Correlations were compared using the cocor package [34]. Gene Ontology (GO) analyses were conducted using the goseq, org.Mm.e.g.,db, and org.Sc.sgd.db packages and Bioconductor [35,36]. GO annotations were analyzed for the three Gene Ontology domains (Biological Process, Molecular Function, and Cellular Component). The background genes for GO analysis were limited to the genes in the analysis (e.g., genes in the RNA-seq data with PPI hub scores) and conducted using the Benjamini–Hochberg false discovery rate correction as described previously [7].

Results

3.1 Determining F* and its independence from gene expression levels

Previously, SC RNA-seq data from mouse ESG1 cells were used to develop F*, a metric of gene expression variability designed to be independent of expression level. Genes with low F* were enriched for characteristics typically associated with high expression—for example, GO terms related to translation and ribosome function [6]. To confirm this, GO analyses of the genes that are highly expressed in the SC ESG1 RNA-seq data set were conducted and showed that highly expressed genes were enriched for translation- and ribosome-associated GO terms (Supplemental Table 1 in S1 File), overlapping with those enriched among genes with low F* (Supplemental Tables 1 and 2 in S1 File).
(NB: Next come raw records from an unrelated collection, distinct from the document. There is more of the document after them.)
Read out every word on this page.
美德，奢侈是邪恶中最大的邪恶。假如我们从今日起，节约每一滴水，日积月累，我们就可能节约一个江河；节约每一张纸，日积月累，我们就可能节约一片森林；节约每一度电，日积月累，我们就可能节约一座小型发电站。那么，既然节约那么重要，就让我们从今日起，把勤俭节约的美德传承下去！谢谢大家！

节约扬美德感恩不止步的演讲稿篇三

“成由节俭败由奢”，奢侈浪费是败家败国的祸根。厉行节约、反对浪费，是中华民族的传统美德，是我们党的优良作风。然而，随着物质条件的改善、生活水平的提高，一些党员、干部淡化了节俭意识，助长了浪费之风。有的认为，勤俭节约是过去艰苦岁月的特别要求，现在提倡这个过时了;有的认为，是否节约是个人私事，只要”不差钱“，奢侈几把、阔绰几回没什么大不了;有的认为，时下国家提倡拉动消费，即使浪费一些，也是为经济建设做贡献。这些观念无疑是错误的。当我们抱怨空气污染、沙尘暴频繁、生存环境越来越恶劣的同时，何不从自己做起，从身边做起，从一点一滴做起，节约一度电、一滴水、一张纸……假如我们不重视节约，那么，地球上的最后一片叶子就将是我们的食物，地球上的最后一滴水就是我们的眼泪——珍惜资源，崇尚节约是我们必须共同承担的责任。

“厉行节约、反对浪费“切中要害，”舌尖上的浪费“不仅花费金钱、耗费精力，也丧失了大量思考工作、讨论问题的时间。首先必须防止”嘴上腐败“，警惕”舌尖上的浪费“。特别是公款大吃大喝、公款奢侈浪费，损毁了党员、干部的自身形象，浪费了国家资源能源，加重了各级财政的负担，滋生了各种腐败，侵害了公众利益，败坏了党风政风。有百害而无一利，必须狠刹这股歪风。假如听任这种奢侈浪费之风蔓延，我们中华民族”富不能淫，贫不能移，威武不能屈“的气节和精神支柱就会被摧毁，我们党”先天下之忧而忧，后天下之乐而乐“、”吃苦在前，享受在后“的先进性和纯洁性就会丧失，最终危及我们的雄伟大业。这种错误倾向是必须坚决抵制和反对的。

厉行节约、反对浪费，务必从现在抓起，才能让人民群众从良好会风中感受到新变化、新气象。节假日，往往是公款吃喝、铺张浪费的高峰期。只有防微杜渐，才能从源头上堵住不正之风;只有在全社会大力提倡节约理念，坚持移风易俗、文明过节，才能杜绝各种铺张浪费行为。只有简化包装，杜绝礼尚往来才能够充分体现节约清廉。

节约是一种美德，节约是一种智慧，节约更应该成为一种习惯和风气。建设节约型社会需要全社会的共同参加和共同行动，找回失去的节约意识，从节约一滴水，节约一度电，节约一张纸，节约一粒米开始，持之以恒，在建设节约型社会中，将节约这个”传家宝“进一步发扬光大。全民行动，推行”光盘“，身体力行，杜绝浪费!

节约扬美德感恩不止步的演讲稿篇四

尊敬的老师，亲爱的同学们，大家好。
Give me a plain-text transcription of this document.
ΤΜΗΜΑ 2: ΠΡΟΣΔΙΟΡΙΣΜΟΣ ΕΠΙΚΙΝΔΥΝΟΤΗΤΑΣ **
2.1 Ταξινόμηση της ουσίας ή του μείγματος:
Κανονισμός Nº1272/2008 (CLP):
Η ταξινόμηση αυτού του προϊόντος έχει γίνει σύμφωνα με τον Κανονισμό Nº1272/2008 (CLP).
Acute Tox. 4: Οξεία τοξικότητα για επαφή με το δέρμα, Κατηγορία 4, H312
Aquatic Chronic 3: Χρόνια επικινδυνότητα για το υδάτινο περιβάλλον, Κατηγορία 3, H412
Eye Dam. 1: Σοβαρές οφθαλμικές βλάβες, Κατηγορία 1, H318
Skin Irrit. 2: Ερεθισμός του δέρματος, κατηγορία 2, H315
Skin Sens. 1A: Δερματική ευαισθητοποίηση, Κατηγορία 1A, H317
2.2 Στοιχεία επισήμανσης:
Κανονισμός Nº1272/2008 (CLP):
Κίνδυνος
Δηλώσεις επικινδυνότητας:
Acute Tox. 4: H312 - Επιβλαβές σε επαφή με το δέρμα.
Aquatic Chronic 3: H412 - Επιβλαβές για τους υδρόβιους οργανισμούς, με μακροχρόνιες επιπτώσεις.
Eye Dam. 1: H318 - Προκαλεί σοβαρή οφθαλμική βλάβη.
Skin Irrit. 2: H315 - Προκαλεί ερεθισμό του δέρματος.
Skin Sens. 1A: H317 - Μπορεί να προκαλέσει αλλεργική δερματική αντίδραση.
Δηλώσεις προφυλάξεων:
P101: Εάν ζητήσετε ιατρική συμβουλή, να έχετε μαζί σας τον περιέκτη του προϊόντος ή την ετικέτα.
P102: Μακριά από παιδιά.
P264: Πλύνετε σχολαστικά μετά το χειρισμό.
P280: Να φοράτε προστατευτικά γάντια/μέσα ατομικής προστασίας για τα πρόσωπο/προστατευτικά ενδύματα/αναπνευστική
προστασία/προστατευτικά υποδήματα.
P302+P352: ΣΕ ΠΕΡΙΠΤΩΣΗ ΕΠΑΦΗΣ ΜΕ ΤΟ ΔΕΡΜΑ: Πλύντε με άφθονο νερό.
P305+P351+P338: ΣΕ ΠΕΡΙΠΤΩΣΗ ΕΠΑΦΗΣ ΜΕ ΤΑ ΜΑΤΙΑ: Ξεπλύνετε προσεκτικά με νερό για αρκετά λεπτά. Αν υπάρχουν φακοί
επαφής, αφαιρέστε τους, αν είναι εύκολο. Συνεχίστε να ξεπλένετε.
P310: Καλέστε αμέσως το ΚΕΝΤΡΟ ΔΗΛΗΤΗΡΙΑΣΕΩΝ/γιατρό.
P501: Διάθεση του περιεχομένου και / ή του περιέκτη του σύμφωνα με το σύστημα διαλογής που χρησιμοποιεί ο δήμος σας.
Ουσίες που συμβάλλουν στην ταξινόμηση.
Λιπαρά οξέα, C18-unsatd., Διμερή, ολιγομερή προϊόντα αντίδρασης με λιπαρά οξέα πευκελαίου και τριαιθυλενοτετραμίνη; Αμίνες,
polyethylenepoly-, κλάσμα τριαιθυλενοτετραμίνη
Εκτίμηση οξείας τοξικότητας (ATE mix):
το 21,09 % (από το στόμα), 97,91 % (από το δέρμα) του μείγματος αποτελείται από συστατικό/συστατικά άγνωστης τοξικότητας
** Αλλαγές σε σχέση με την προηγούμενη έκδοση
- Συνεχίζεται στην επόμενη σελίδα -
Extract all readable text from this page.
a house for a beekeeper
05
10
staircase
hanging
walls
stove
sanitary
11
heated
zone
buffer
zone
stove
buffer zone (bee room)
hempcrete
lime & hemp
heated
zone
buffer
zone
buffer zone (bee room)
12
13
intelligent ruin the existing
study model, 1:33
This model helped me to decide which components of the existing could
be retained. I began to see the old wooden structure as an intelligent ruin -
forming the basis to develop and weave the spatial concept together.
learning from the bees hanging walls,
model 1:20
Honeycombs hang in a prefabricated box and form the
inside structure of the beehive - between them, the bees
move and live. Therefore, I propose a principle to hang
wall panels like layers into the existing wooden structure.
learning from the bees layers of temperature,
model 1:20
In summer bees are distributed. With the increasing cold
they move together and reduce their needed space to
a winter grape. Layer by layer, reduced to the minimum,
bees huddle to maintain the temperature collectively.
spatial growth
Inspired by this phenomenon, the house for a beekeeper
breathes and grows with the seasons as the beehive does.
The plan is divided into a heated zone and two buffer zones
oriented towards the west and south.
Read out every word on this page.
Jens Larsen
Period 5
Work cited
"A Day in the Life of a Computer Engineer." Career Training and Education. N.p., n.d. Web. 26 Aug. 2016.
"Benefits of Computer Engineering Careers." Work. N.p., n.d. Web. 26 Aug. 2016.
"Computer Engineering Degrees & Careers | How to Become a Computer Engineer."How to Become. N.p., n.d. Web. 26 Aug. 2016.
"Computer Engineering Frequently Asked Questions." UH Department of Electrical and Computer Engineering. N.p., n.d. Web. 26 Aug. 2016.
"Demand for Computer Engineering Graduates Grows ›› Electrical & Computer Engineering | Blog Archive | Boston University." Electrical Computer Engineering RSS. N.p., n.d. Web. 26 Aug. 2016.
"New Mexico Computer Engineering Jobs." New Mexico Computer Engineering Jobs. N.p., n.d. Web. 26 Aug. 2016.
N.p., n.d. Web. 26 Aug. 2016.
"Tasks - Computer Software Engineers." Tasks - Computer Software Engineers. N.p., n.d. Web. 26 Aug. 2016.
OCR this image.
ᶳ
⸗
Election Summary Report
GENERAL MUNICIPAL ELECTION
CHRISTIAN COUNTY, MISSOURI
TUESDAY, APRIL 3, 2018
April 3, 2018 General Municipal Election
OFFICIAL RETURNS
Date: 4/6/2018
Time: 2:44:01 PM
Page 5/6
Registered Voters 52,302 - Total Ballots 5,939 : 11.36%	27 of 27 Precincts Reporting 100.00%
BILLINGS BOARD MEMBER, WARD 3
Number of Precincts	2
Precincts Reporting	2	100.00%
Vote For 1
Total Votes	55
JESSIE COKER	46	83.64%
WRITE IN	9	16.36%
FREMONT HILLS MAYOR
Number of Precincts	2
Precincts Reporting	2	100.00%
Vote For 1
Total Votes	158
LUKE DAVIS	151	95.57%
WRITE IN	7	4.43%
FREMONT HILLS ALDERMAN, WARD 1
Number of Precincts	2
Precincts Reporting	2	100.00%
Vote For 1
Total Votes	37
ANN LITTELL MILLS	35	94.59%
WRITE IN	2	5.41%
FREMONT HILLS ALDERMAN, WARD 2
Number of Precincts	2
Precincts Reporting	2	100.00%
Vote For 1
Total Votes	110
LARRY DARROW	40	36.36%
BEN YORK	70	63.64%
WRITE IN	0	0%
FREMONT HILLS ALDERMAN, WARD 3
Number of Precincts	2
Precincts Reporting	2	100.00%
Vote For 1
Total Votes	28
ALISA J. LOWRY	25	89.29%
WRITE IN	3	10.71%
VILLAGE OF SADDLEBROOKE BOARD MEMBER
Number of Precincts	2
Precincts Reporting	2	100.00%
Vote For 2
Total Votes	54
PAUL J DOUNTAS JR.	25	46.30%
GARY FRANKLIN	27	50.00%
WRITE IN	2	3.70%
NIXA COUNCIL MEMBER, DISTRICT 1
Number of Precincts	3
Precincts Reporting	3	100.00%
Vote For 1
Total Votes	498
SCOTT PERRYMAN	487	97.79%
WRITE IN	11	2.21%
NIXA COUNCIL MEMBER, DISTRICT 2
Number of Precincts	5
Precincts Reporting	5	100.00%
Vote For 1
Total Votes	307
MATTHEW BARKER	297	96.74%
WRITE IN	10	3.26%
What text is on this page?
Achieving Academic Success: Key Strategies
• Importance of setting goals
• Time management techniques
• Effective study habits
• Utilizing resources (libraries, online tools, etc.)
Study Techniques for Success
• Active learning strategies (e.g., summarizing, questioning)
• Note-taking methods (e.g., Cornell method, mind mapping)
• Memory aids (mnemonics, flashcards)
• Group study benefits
F* has also been found to correlate with PPI and mean pathway hub scores [6], suggesting that genes with more biological interactions at the protein level exhibit lower expression variability. Given that genes with low F* and high expression share GO terms, we examined the relationship between gene expression and PPI hub scores. Of 13,660 genes analyzed for expression, PPI hub score data were available for 5,553 genes. These genes tend to be more highly expressed than those lacking hub scores (Table 1).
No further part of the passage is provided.